I just hate when folks try to tell me about my relationship. A little advice is cool. I encourage it. If you know something that in the long run would make my relationship better by all means please share. BUT do not try to push it on me. Don’t try to force me to conform. Yeah I know if I was truly happy in my relationship, I wouldn’t be flirting or going out with other guys. Please I have been told that since the beginning. But guess what, that’s just how I am. I can love you to fucking death and still flirt. I like beautiful things and beautiful things catches my eye. I ain’t dead yet, I can still look. I don’t even want to touch (ok let me stop lying) but I have excellent self control. If I just want a fuck, I can go home. If I want to chill, I can go home. If I just want good old conversation, I can go home. But I can never have enough friends. I like meeting new people. I ain’t all consumed in my relationship that my boyfriend is my only friend. The same little shit that I do, he does. Do I mind? Sometimes. But I’m not that type. He can have a good time. I know he eyes other women. Should I beat the shit out of him? Nah what for? He’s respectful. He ain’t breaking his fucking neck to turn around. He glances and moves on. I do the same. Ok maybe a double take, but for the most part, I’m with him and happy. If I wasn’t I wouldn’t be with him. Cheating is not really my style. Especially long term cheating, I rather just break up with you than string you along. While I like hurting people sometimes, I don’t like hurting people. If I don’t give a damn about you, I don’t give a damn about your feelings. Cold but true. But I would never intentionally try to hurt people I care about. I can be a real meanie but if someone I care about tell me I hurt their feelings, that hurts me. Karma is a bitch. A real bitch.

^^So after I have to once again have this conversation with her, I end the phone call. I’m not mad at her and she’s not mad at me BTW, that’s just how we talk to each other. I just want the girl to be happy, but happy with her own man. Someone that is hers. I did have to let her know though, don’t make me fuck her up. It’s not the guy, it’s the principle. And she might have whooped old girl ass but she ain’t going to beat mine.

LIGHT BRIGHT calls me and we joke around for a few on the phone. We talked about old times and what-have-yous. He’s still talking that foolishness but he knows I know he’s bullshitting. Besides I brought up the time, my ex and I (when we were kids, before we went out) walked in on him and some girl going at it on the couch. Never mind he was our babysitter for the night and never mind the fact that he did not stop what he was doing, only waved us out the living room but we did mind at the fact that the food was in the living room…with him. So we had to starve for about an hour before he finally let us come up in the living room. Only to beat the hell outta our asses for “being in grown folks business.” Yeah he wanted to get off the phone real quick when I started bringing those stories up and trust there were a lot.
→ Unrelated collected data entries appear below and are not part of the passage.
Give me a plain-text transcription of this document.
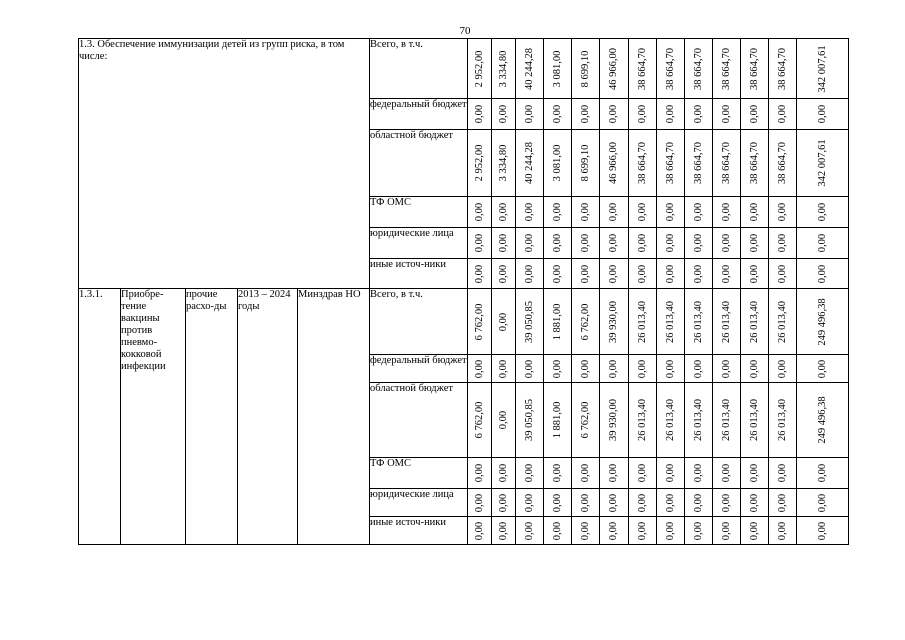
70
1.3. Обеспечение иммунизации детей из групп риска, в том числе:					Всего, в т.ч.	2 952,00	3 334,80	40 244,28	3 081,00	8 699,10	46 966,00	38 664,70	38 664,70	38 664,70	38 664,70	38 664,70	38 664,70	342 007,61

					федеральный бюджет	0,00	0,00	0,00	0,00	0,00	0,00	0,00	0,00	0,00	0,00	0,00	0,00	0,00

					областной бюджет	2 952,00	3 334,80	40 244,28	3 081,00	8 699,10	46 966,00	38 664,70	38 664,70	38 664,70	38 664,70	38 664,70	38 664,70	342 007,61

					ТФ ОМС	0,00	0,00	0,00	0,00	0,00	0,00	0,00	0,00	0,00	0,00	0,00	0,00	0,00

					юридические лица	0,00	0,00	0,00	0,00	0,00	0,00	0,00	0,00	0,00	0,00	0,00	0,00	0,00

					иные источ-ники	0,00	0,00	0,00	0,00	0,00	0,00	0,00	0,00	0,00	0,00	0,00	0,00	0,00

1.3.1.	Приобре-тение вакцины против пневмо-кокковой инфекции	прочие расхо-ды	2013 – 2024 годы	Минздрав НО	Всего, в т.ч.	6 762,00	0,00	39 050,85	1 881,00	6 762,00	39 930,00	26 013,40	26 013,40	26 013,40	26 013,40	26 013,40	26 013,40	249 496,38

					федеральный бюджет	0,00	0,00	0,00	0,00	0,00	0,00	0,00	0,00	0,00	0,00	0,00	0,00	0,00

					областной бюджет	6 762,00	0,00	39 050,85	1 881,00	6 762,00	39 930,00	26 013,40	26 013,40	26 013,40	26 013,40	26 013,40	26 013,40	249 496,38

					ТФ ОМС	0,00	0,00	0,00	0,00	0,00	0,00	0,00	0,00	0,00	0,00	0,00	0,00	0,00

					юридические лица	0,00	0,00	0,00	0,00	0,00	0,00	0,00	0,00	0,00	0,00	0,00	0,00	0,00

					иные источ-ники	0,00	0,00	0,00	0,00	0,00	0,00	0,00	0,00	0,00	0,00	0,00	0,00	0,00
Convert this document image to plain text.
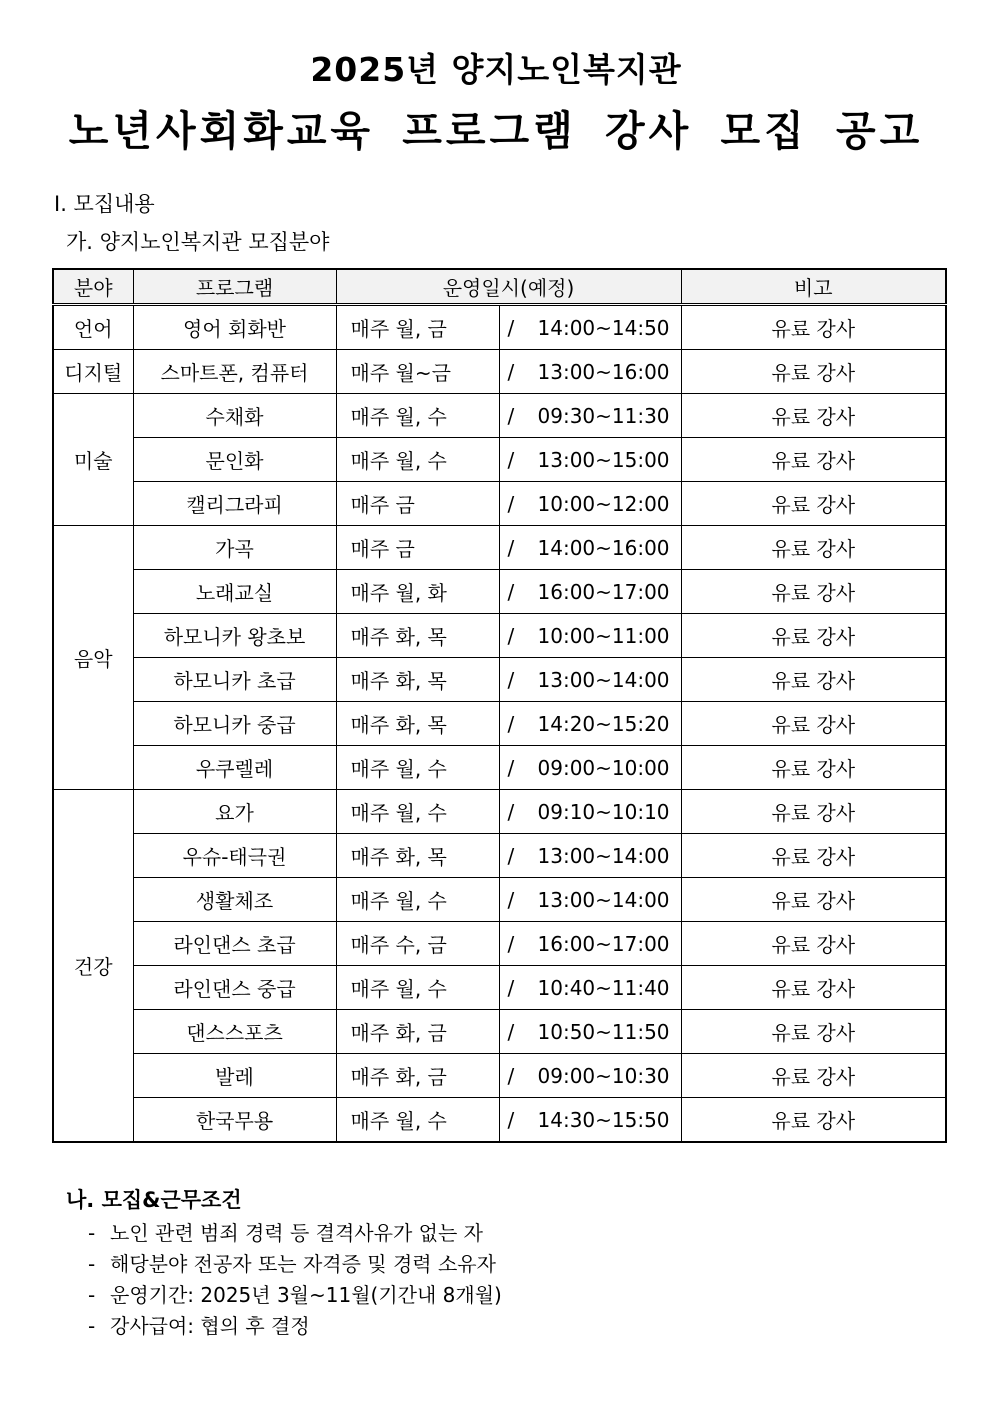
2025년 양지노인복지관
노년사회화교육 프로그램 강사 모집 공고
Ⅰ. 모집내용
가. 양지노인복지관 모집분야
분야	프로그램	운영일시(예정)		비고
언어	영어 회화반	매주 월, 금	/ 14:00~14:50	유료 강사
디지털	스마트폰, 컴퓨터	매주 월~금	/ 13:00~16:00	유료 강사
미술	수채화	매주 월, 수	/ 09:30~11:30	유료 강사
	문인화	매주 월, 수	/ 13:00~15:00	유료 강사
	캘리그라피	매주 금	/ 10:00~12:00	유료 강사
음악	가곡	매주 금	/ 14:00~16:00	유료 강사
	노래교실	매주 월, 화	/ 16:00~17:00	유료 강사
	하모니카 왕초보	매주 화, 목	/ 10:00~11:00	유료 강사
	하모니카 초급	매주 화, 목	/ 13:00~14:00	유료 강사
	하모니카 중급	매주 화, 목	/ 14:20~15:20	유료 강사
	우쿠렐레	매주 월, 수	/ 09:00~10:00	유료 강사
건강	요가	매주 월, 수	/ 09:10~10:10	유료 강사
	우슈-태극권	매주 화, 목	/ 13:00~14:00	유료 강사
	생활체조	매주 월, 수	/ 13:00~14:00	유료 강사
	라인댄스 초급	매주 수, 금	/ 16:00~17:00	유료 강사
	라인댄스 중급	매주 월, 수	/ 10:40~11:40	유료 강사
	댄스스포츠	매주 화, 금	/ 10:50~11:50	유료 강사
	발레	매주 화, 금	/ 09:00~10:30	유료 강사
	한국무용	매주 월, 수	/ 14:30~15:50	유료 강사
나. 모집&근무조건
- 노인 관련 범죄 경력 등 결격사유가 없는 자
- 해당분야 전공자 또는 자격증 및 경력 소유자
- 운영기간: 2025년 3월~11월(기간내 8개월)
- 강사급여: 협의 후 결정
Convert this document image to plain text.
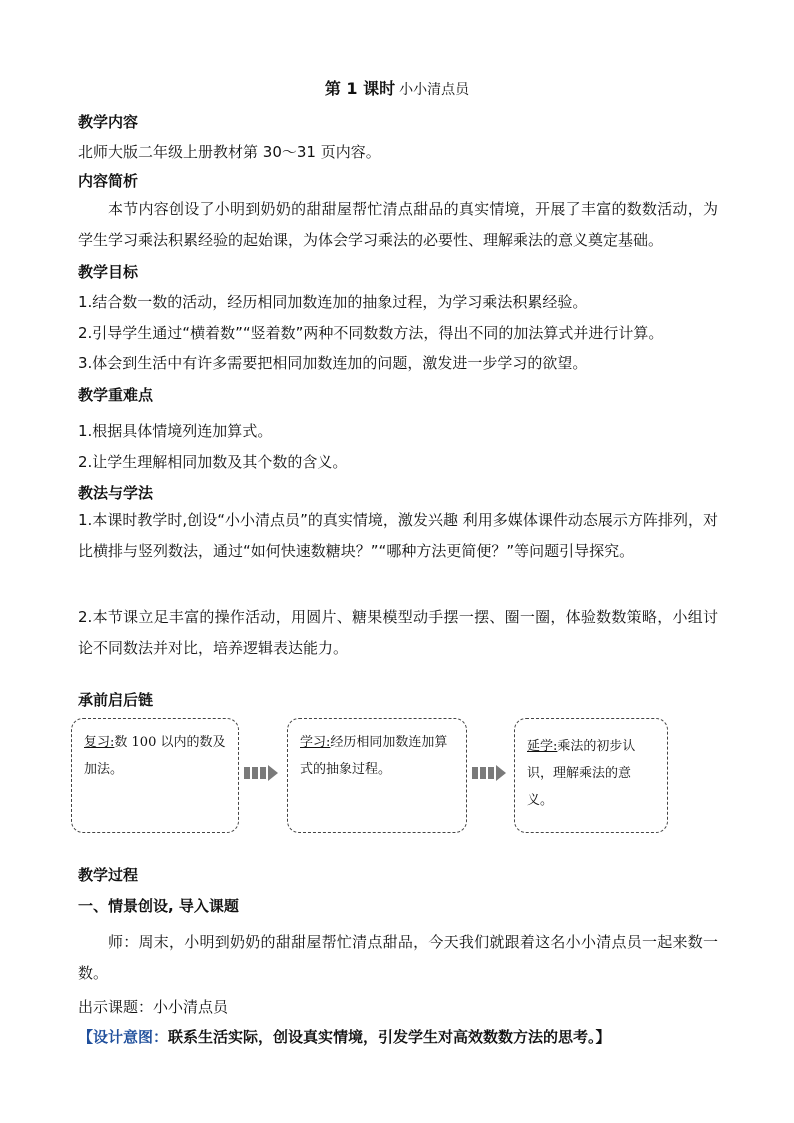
第 1 课时 小小清点员
教学内容
北师大版二年级上册教材第 30～31 页内容。
内容简析
本节内容创设了小明到奶奶的甜甜屋帮忙清点甜品的真实情境，开展了丰富的数数活动，为学生学习乘法积累经验的起始课，为体会学习乘法的必要性、理解乘法的意义奠定基础。
教学目标
1.结合数一数的活动，经历相同加数连加的抽象过程，为学习乘法积累经验。
2.引导学生通过“横着数”“竖着数”两种不同数数方法，得出不同的加法算式并进行计算。
3.体会到生活中有许多需要把相同加数连加的问题，激发进一步学习的欲望。
教学重难点
1.根据具体情境列连加算式。
2.让学生理解相同加数及其个数的含义。
教法与学法
1.本课时教学时,创设“小小清点员”的真实情境，激发兴趣 利用多媒体课件动态展示方阵排列，对比横排与竖列数法，通过“如何快速数糖块？”“哪种方法更简便？”等问题引导探究。
2.本节课立足丰富的操作活动，用圆片、糖果模型动手摆一摆、圈一圈，体验数数策略，小组讨论不同数法并对比，培养逻辑表达能力。
承前启后链
复习:数 100 以内的数及加法。
学习:经历相同加数连加算式的抽象过程。
延学:乘法的初步认识，理解乘法的意义。
教学过程
一、情景创设, 导入课题
师：周末，小明到奶奶的甜甜屋帮忙清点甜品，今天我们就跟着这名小小清点员一起来数一数。
出示课题：小小清点员
【设计意图：联系生活实际，创设真实情境，引发学生对高效数数方法的思考。】
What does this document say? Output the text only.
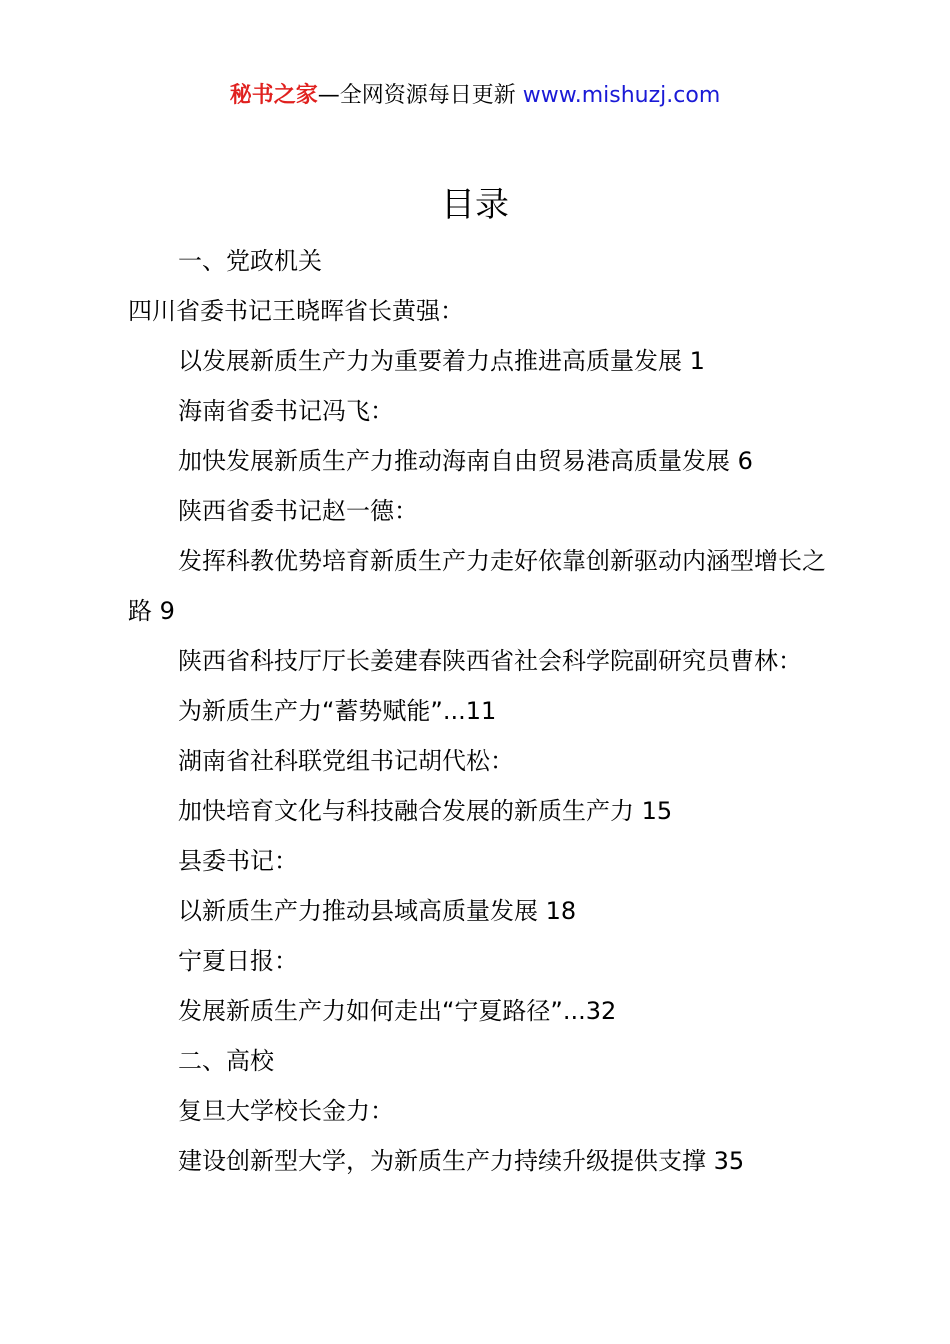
秘书之家—全网资源每日更新 www.mishuzj.com
目录
一、党政机关
四川省委书记王晓晖省长黄强：
以发展新质生产力为重要着力点推进高质量发展 1
海南省委书记冯飞：
加快发展新质生产力推动海南自由贸易港高质量发展 6
陕西省委书记赵一德：
发挥科教优势培育新质生产力走好依靠创新驱动内涵型增长之路 9
陕西省科技厅厅长姜建春陕西省社会科学院副研究员曹林：
为新质生产力“蓄势赋能”...11
湖南省社科联党组书记胡代松：
加快培育文化与科技融合发展的新质生产力 15
县委书记：
以新质生产力推动县域高质量发展 18
宁夏日报：
发展新质生产力如何走出“宁夏路径”...32
二、高校
复旦大学校长金力：
建设创新型大学，为新质生产力持续升级提供支撑 35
And since I’m working nights all this week, that means my kicking it is pretty much dead until Thursday. Oh well, I can write all week :-)

2 comments:

Rashan Jamal said...

See, I wasnt thinking Damn T! You ain't have to talk to her like that!

I was thinking "Hell Yeah! She needs someone to talk to her like that. Give some more of the Dr Phil straight talk." LMAO

and it's really a good idea to keep folks outta your relationship. They aint got nothing to do with it.

Ms.Honey said...

Girl you always trip me out. Funny how you said all that and she still couldn't see that she is on the road to Crazyville....ah well it's gonna take something else than her shoes gettin scuffed up for her to get it.